Another carefully staged single-take scene has Poppy on a balustraded passageway, knocking on the door of an apartment. “No one’s home!” shouts a little girl cranking a coffee-grinder. The camera tracks with Poppy as he moves confusedly past her, the laundry strung up over the passage, and the other denizens of the apartment building, who pose in various degrees of artificiality. The rusty squeal of the coffee-grinder dominates the soundtrack. Finally Poppy disappears and now the camera tilts down to a group of old men in drab suits staring at their outstretched palms. Poppy re-emerges and joins them, slowly raising his own hands. For the first time, a cut: projected onto his palms are distorted black-and-white images of human faces.

This single shot is so rich in cinematic references that it produces a kind of echo chamber for Central European film. The expressionistic soundtrack, deliberate ensemble staging, and mysterious nods to the past recall Wojciech Has, while the interactions of the inhabitants of an apartment building has been fertile ground for Czech and Slovak filmmakers as diverse as Švankmajer, Hynek Bočan and Jaroslav Papoušek. R.E.M. may come off as overly arty at times, but in this and other moments the director succeeds in combining and transforming previous tropes into something surprisingly poetic and beautiful.

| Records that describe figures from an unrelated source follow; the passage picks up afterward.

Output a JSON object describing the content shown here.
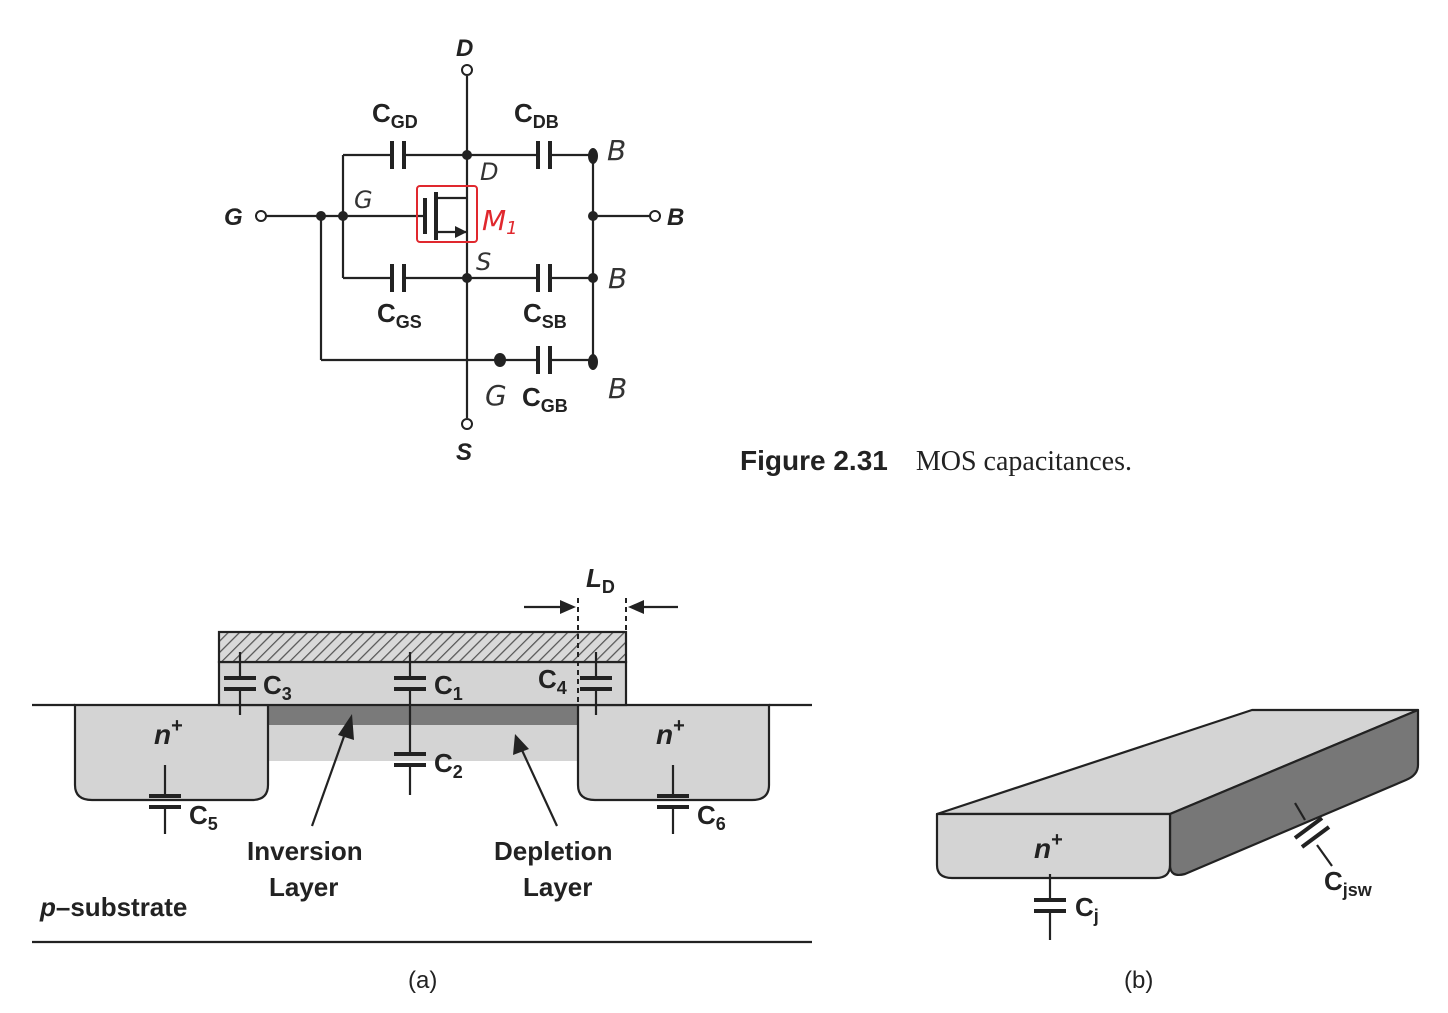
{
  "fig231": {
    "terminals": {
      "d": "D",
      "s": "S",
      "g": "G",
      "b": "B"
    },
    "caps": {
      "gd": "C",
      "gd_sub": "GD",
      "db": "C",
      "db_sub": "DB",
      "gs": "C",
      "gs_sub": "GS",
      "sb": "C",
      "sb_sub": "SB",
      "gb": "C",
      "gb_sub": "GB"
    },
    "handwritten": {
      "b1": "B",
      "b2": "B",
      "b3": "B",
      "d": "D",
      "g": "G",
      "g2": "G",
      "s": "S",
      "m1": "M",
      "m1_sub": "1"
    },
    "caption_num": "Figure 2.31",
    "caption_text": "MOS capacitances."
  },
  "fig232a": {
    "ld": "L",
    "ld_sub": "D",
    "c1": "C",
    "c1_sub": "1",
    "c2": "C",
    "c2_sub": "2",
    "c3": "C",
    "c3_sub": "3",
    "c4": "C",
    "c4_sub": "4",
    "c5": "C",
    "c5_sub": "5",
    "c6": "C",
    "c6_sub": "6",
    "n_left": "n",
    "n_right": "n",
    "plus": "+",
    "inversion1": "Inversion",
    "inversion2": "Layer",
    "depletion1": "Depletion",
    "depletion2": "Layer",
    "substrate_p": "p",
    "substrate_rest": "–substrate",
    "sublabel": "(a)"
  },
  "fig232b": {
    "n": "n",
    "plus": "+",
    "cj": "C",
    "cj_sub": "j",
    "cjsw": "C",
    "cjsw_sub": "jsw",
    "sublabel": "(b)"
  }
}
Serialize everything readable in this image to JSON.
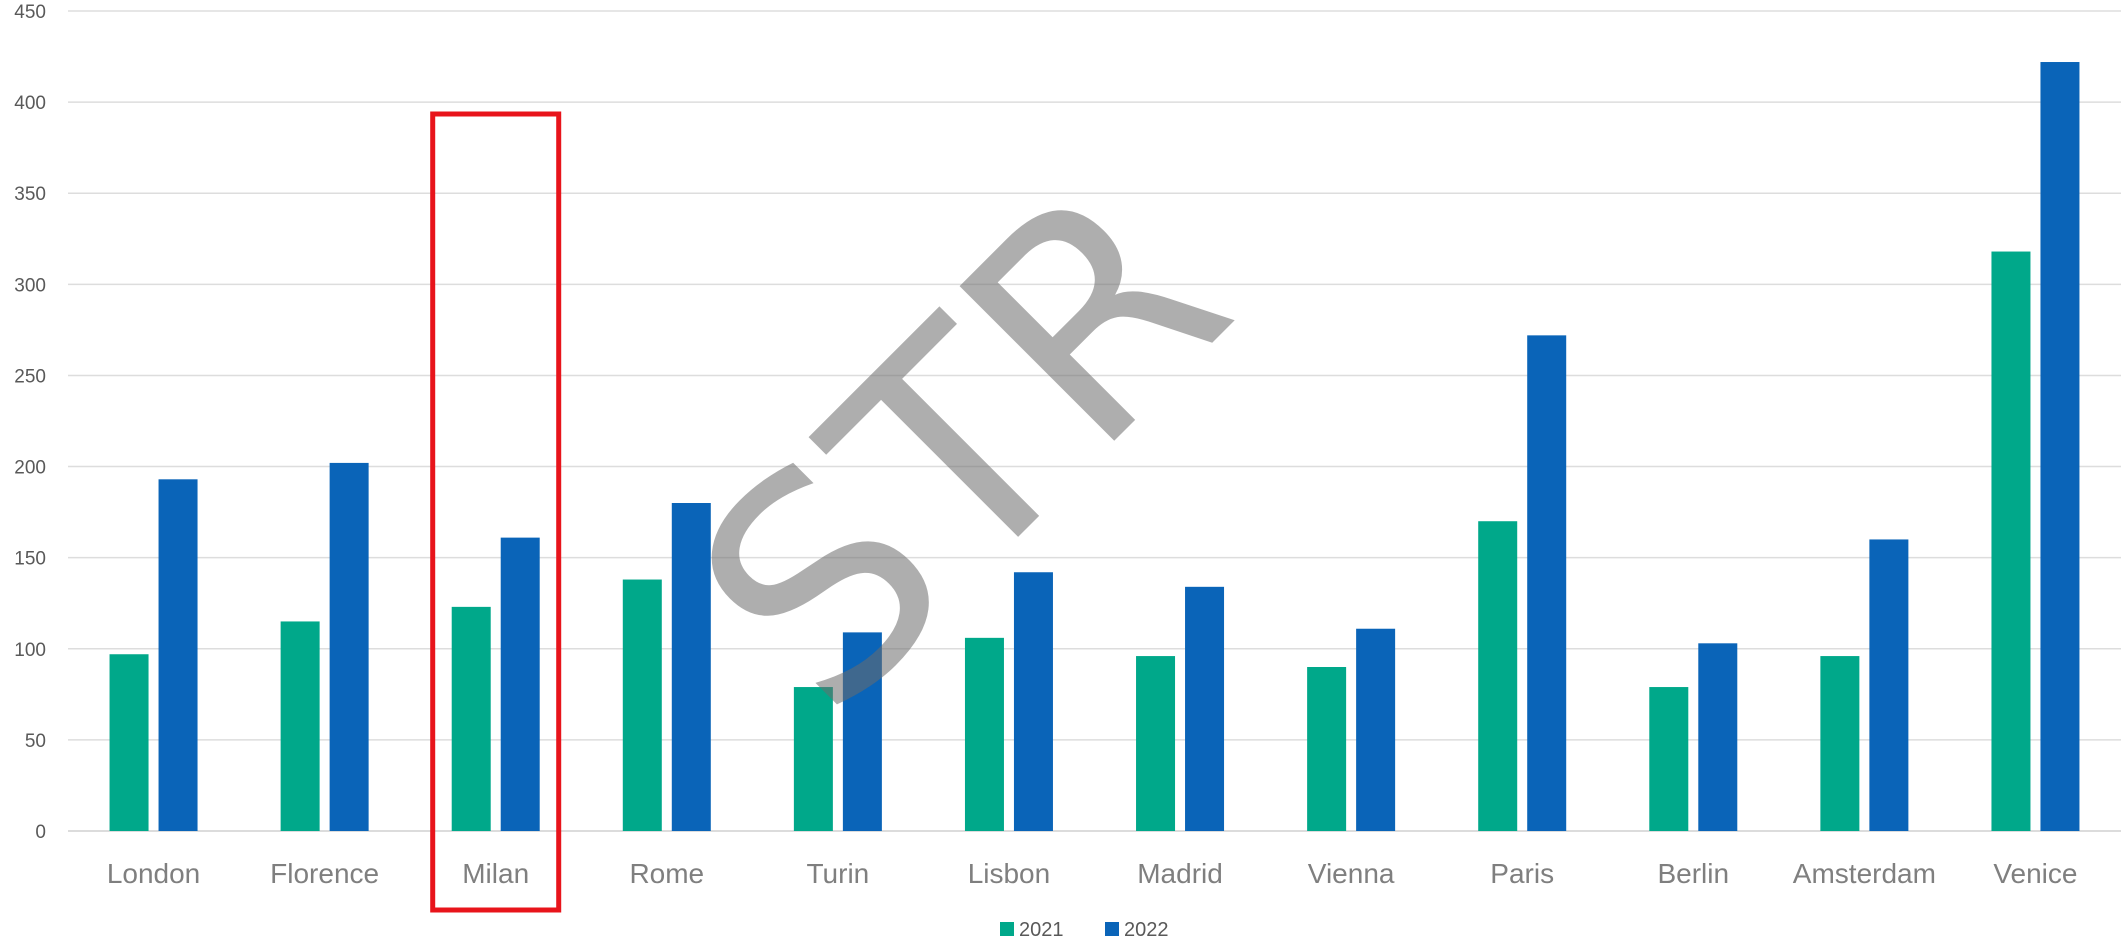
{
  "chart_data": {
    "type": "bar",
    "categories": [
      "London",
      "Florence",
      "Milan",
      "Rome",
      "Turin",
      "Lisbon",
      "Madrid",
      "Vienna",
      "Paris",
      "Berlin",
      "Amsterdam",
      "Venice"
    ],
    "series": [
      {
        "name": "2021",
        "color": "#00a88a",
        "values": [
          97,
          115,
          123,
          138,
          79,
          106,
          96,
          90,
          170,
          79,
          96,
          318
        ]
      },
      {
        "name": "2022",
        "color": "#0a64b8",
        "values": [
          193,
          202,
          161,
          180,
          109,
          142,
          134,
          111,
          272,
          103,
          160,
          422
        ]
      }
    ],
    "ylim": [
      0,
      450
    ],
    "yticks": [
      0,
      50,
      100,
      150,
      200,
      250,
      300,
      350,
      400,
      450
    ],
    "grid": true,
    "legend": "bottom-center",
    "highlighted_category": "Milan",
    "highlight_color": "#e8141b"
  },
  "watermark": "STR"
}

The film also shows the importance of FAMU in the preservation of the Czech cinematic tradition. With the privatization of Barrandov Studios — to the detriment of Czech filmmakers — and the general lack of funding for film projects after the Velvet Revolution, the film school has acted as a liaison between the generation of the New Wave and young, ambitious cinephiles. R.E.M., in which national influences seem to have rekindled a love of lyrical surrealism, gives hope that the filmmaking tradition is not lost.